Using data collected by Nasa's Lunar Prospector mission in the late 1990s, scientists spotted two hydrogen-rich regions near the Moon's poles, probably indicating the presence of water ice.
The icy patches are opposite each other - the line between them passes through the middle of the Moon - so it appears that this used to be its spin axis.
The work appears in the journal Nature.
It describes a gradual wobble, or "true polar wander", adding up to about a six-degree shift altogether.
A likely explanation for this shift, which the researchers suggest took place over several billion years, is volcanic activity in a region called the Procellarum.
This swathe of territory includes most of the Moon's dark patches that are visible from the Earth. Volcanoes and associated geological activity would have made it warmer and lighter than the rest of the Moon.
According to Matt Siegler, from the Planetary Science Institute in Arizona, and his colleagues, that drop in density produced enough wobble to explain the two "palaeopoles" they detected in the Lunar Prospector data.
"The Procellarum region was most geologically active early in lunar history, which implies that polar wander initiated billions of years ago," they write.
Dr Siegler and his colleagues discovered the hydrogen-rich patches in data from the Lunar Prospector's neutron spectrometer: measuring the neutrons bounced off the Moon's surface by incoming cosmic rays.
That hydrogen signal is taken to indicate the presence of water ice, which can - and does - exist in permanently shaded craters at the Moon's poles.
Precisely why it has persisted in these regions, which have now drifted away from the poles and into sunlight, is a mystery.
The researchers suggest it may have been buried by asteroid impacts, but this will require further investigation.

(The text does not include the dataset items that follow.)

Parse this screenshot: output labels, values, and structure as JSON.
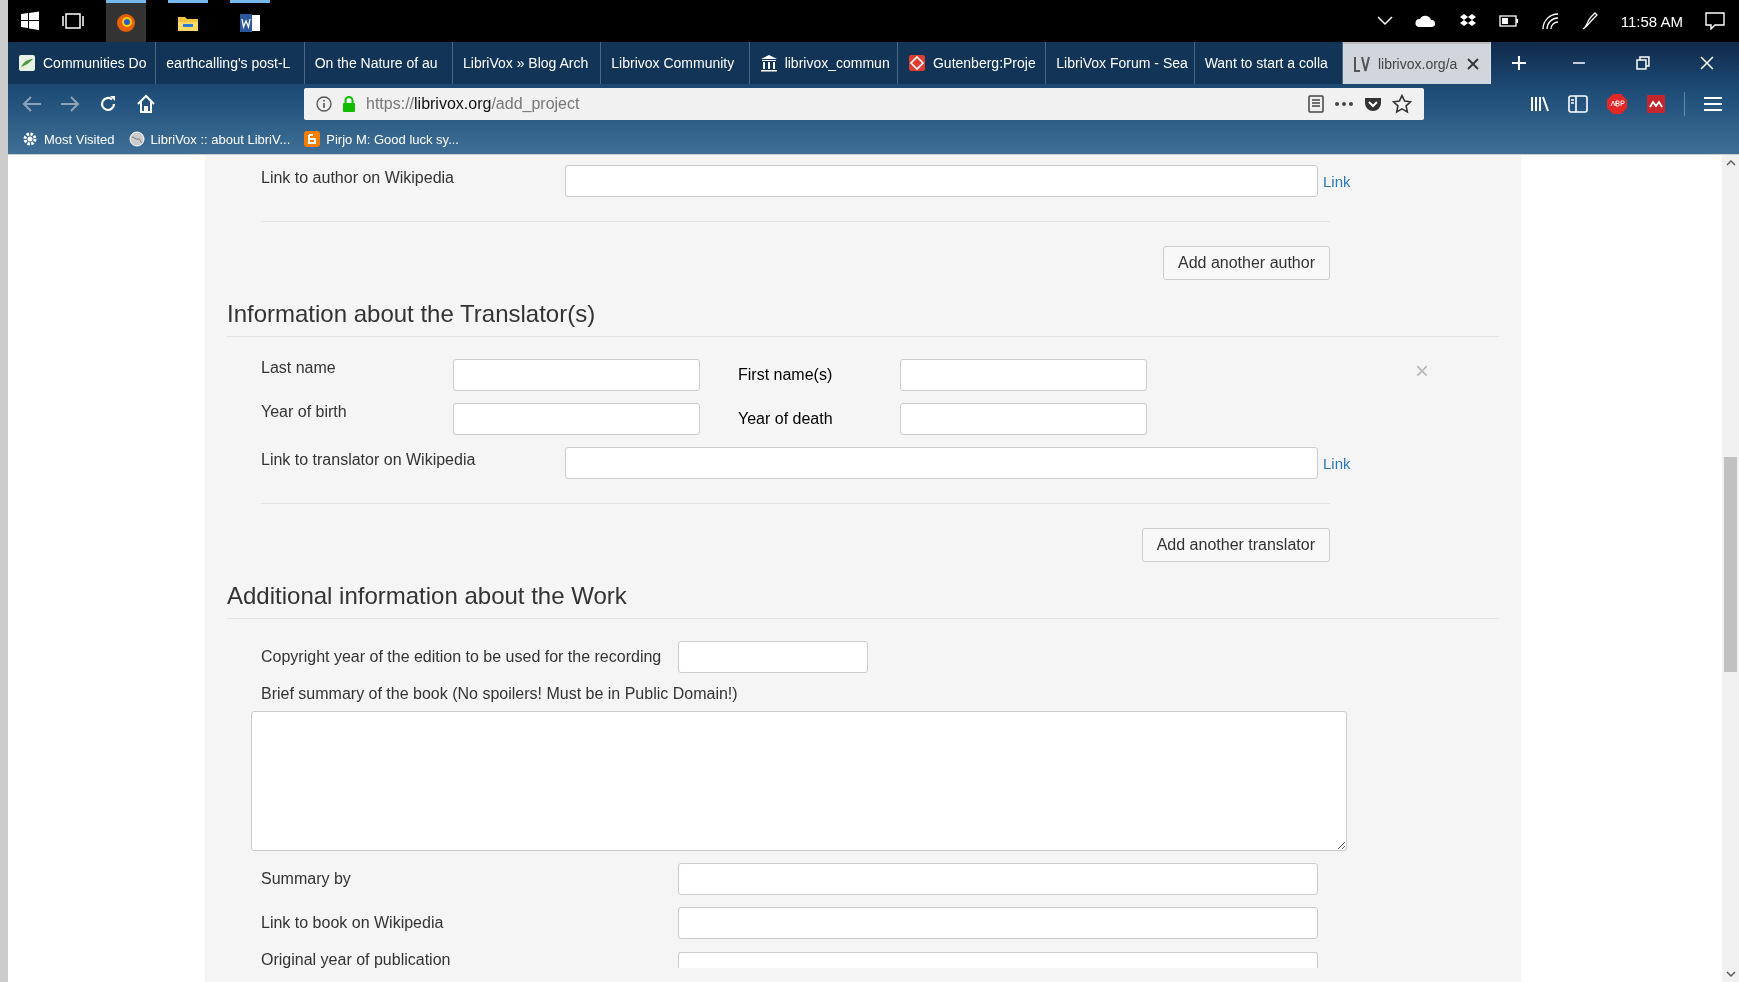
{
  "taskbar": {
    "clock": "11:58 AM"
  },
  "tabs": [
    {
      "title": "Communities Do",
      "kind": "page",
      "selected": false
    },
    {
      "title": "earthcalling's post-L",
      "kind": "plain",
      "selected": false
    },
    {
      "title": "On the Nature of au",
      "kind": "plain",
      "selected": false
    },
    {
      "title": "LibriVox » Blog Arch",
      "kind": "plain",
      "selected": false
    },
    {
      "title": "Librivox Community",
      "kind": "plain",
      "selected": false
    },
    {
      "title": "librivox_commun",
      "kind": "columns",
      "selected": false
    },
    {
      "title": "Gutenberg:Proje",
      "kind": "diamond",
      "selected": false
    },
    {
      "title": "LibriVox Forum - Sea",
      "kind": "plain",
      "selected": false
    },
    {
      "title": "Want to start a colla",
      "kind": "plain",
      "selected": false
    },
    {
      "title": "librivox.org/a",
      "kind": "letters",
      "selected": true
    }
  ],
  "address_bar": {
    "scheme": "https://",
    "domain": "librivox.org",
    "path": "/add_project"
  },
  "bookmarks": [
    {
      "label": "Most Visited"
    },
    {
      "label": "LibriVox :: about LibriV..."
    },
    {
      "label": "Pirjo M: Good luck sy..."
    }
  ],
  "author_section": {
    "wiki_label": "Link to author on Wikipedia",
    "wiki_link": "Link",
    "add_button": "Add another author"
  },
  "translator_section": {
    "heading": "Information about the Translator(s)",
    "last_name": "Last name",
    "first_names": "First name(s)",
    "year_birth": "Year of birth",
    "year_death": "Year of death",
    "wiki_label": "Link to translator on Wikipedia",
    "wiki_link": "Link",
    "remove_icon": "×",
    "add_button": "Add another translator"
  },
  "work_section": {
    "heading": "Additional information about the Work",
    "copyright_label": "Copyright year of the edition to be used for the recording",
    "summary_label": "Brief summary of the book (No spoilers! Must be in Public Domain!)",
    "summary_by": "Summary by",
    "wiki_label": "Link to book on Wikipedia",
    "original_year": "Original year of publication"
  }
}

Previous studies have suggested that the Moon may have wobbled around to an even greater extent - perhaps as much as 35 degrees.
The lead author of one of those earlier papers, Ian Garrick-Bethell from the University of California Santa Cruz, wrote in a comment piece for Nature: "A key goal will be to reconcile these many stories of the changing orientation of the Moon, and to determine what density changes drove it to wander."